決断に迷うのは、自分の残り時間を考えないからだ。還暦を過ぎたら、あと何回、その決断をできるというか。あと何回、除夜の鐘を聞けるのか? 日本人男性の平均健康寿命は72歳である。人間は還暦を迎えれば、死へのカウントダウンが始まる。人生百歳時代と囃されても、平均健康寿命72歳は現実の姿である。

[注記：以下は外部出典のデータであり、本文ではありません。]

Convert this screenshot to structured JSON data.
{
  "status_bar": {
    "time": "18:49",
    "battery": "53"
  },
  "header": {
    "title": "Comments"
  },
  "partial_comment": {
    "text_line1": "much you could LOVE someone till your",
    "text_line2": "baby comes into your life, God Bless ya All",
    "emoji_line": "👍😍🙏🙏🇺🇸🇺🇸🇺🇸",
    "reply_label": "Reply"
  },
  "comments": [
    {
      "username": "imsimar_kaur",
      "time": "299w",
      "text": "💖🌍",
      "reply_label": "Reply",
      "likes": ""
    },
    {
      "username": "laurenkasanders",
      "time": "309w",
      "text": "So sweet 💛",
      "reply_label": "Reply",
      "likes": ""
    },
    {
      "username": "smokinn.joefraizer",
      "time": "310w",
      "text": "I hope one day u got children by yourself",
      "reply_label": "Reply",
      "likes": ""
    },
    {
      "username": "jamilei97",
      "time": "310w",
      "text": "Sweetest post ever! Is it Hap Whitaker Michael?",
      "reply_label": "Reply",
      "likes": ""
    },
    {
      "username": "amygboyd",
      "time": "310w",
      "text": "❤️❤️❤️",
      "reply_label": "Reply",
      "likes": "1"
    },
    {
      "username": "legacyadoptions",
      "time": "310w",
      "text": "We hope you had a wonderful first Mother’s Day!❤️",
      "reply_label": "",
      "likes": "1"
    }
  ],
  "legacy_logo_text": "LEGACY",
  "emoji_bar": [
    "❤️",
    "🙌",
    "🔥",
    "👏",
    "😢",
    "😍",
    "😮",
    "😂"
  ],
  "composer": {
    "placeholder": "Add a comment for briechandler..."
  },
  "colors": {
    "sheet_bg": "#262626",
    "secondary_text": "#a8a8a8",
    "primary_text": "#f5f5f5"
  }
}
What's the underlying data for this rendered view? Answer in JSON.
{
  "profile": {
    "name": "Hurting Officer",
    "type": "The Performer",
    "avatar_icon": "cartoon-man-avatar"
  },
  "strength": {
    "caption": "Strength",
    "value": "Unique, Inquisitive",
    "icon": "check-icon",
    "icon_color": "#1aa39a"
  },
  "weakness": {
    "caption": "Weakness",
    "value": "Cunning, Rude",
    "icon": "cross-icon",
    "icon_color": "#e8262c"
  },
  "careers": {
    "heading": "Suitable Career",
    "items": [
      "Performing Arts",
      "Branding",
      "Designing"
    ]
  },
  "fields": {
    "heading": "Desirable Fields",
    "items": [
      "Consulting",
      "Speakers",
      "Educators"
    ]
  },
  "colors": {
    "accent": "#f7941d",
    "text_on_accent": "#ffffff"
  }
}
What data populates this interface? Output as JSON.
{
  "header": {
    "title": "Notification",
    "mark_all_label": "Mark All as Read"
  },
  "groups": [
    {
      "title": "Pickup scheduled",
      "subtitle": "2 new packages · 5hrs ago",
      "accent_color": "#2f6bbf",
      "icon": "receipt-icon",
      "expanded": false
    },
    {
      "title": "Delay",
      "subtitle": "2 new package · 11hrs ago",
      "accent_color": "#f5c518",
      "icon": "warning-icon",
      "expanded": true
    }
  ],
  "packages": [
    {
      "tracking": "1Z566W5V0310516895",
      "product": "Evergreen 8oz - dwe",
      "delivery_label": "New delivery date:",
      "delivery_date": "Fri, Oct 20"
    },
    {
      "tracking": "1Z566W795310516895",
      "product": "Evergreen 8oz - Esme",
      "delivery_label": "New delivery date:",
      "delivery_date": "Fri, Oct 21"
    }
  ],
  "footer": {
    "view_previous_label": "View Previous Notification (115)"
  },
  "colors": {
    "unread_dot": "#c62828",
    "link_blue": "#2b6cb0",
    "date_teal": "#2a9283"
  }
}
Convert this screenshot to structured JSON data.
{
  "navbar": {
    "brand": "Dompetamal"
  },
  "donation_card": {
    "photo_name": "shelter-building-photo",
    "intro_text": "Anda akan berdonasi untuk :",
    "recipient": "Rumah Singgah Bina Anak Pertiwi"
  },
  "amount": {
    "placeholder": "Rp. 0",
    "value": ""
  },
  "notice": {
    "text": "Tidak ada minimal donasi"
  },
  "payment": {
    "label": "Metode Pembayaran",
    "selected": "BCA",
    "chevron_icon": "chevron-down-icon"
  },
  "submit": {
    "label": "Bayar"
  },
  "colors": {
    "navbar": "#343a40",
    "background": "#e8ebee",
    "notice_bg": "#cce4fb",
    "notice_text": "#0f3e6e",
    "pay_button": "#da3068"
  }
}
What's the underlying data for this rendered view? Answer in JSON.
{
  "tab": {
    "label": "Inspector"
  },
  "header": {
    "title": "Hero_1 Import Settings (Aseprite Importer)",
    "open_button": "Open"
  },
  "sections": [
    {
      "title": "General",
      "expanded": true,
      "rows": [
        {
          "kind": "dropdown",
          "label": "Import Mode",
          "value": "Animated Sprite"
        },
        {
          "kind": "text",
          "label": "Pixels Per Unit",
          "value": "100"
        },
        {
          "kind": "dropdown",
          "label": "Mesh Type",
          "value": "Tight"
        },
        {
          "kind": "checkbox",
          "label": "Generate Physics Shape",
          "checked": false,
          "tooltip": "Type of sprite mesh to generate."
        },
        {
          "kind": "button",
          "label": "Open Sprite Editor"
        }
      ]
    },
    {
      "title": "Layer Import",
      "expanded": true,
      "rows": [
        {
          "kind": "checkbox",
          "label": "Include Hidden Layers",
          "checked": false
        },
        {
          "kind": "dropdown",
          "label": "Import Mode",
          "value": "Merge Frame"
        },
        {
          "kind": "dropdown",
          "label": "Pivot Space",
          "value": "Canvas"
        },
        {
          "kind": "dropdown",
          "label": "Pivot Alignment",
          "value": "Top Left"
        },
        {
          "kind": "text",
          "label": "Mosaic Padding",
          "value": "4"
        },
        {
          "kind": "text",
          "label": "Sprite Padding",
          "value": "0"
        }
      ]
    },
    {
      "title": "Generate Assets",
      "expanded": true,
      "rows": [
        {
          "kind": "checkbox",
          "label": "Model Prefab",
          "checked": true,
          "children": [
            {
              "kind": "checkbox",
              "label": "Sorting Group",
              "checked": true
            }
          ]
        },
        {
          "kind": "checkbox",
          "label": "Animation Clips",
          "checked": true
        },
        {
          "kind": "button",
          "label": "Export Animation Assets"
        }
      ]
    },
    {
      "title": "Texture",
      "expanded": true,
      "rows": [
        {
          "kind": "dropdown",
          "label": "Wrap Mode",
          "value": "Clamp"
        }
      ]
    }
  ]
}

百歳以上まで生きられるのは、日本の総人口126,146,000人中で86,010人である(2021年)。つまり約1,466人中で、たった一人だけである。それも病気持ちが大半である。高齢で病院通いになれば、大きな決断などできなくなる。寝たきりになれば、決断は介護者に全てお任せである。胃瘻でもされ、ベッドに縛り付けられた日には、自分で死ぬこともままならぬ。75歳にもなれば4人に一人は認知症である。2人に一人はガンになり、6人に一人は糖尿病になる。その原因は、自分が生活習慣、食生活でしてきた誤った選択と決断である。
決断
「決」とは堤防を切り裂く様を表した象形文字だ。「断」とは斧で迷いを断ち切る様を表した象形である。だから一方を選べば、もう一方は捨てるしかない。それを曖昧にして玉虫色の選択をするから、魑魅魍魎の世界に巻き込まれる。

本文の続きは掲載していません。